Question

The sum of three consecutive multiples of $8$ is $888$.

Find the multiples.

Answer 1

It is given that ,

The sum of three consecutive multiples of $8$ is $888$.

Let assume the three consecutive multiples of $8$ be ‘$8M$’, ‘$8(M+1)$’ Mnd ‘$8(M+2)$’.

According to the given details the equation becomes

$8M+8(M+1)+8(M+2)=888$

Taking $8$ as common

$8(M+M+1+M+2)=888$ ( on adding like terms in the brackets , we get )

$8(3M+3)=888$ ( transpose $8$ to the RHS )

$3M+3=\frac{888}{8}$ ( on dividing $888$ by $8$ , we get $111$)
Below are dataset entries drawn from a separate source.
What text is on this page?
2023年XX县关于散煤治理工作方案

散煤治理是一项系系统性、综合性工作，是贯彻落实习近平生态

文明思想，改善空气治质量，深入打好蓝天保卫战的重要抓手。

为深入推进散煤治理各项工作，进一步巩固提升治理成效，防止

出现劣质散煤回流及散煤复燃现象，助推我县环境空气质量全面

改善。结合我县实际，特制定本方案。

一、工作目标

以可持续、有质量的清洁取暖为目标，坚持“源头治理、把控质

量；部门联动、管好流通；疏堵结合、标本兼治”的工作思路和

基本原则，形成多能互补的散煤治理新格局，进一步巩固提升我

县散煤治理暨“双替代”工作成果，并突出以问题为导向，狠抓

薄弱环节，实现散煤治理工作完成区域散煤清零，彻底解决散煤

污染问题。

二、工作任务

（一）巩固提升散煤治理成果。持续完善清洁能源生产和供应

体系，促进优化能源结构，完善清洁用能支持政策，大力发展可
$3M+3=111$ ( transpose $3$ to the RHS )

$3M=111-3$

$3M=108$ ( transpose $3$ to the RHS )

$M=\frac{108}{3}$ ( on dividing $108$ by $3$ , we get $36$)

$M=36$

Thus, the three consecutive multiples of $8$ are:

First multiple$=8M$

$=8\times 36$

$=288$.

Second multiple $=8(M+1)$

$=8(36+1)$

$=8\times 37$

$=296$ .

Third multiple $=8(M+2)$

$=8\times (36+2)$

$=8\times 38$

$=304$

Therefore,

First multiple $=288$

Second multiple $=296$

Third multiple$=304$.

Hence, the three consecutive multiples of $8$ are $288$,$296$,$304$.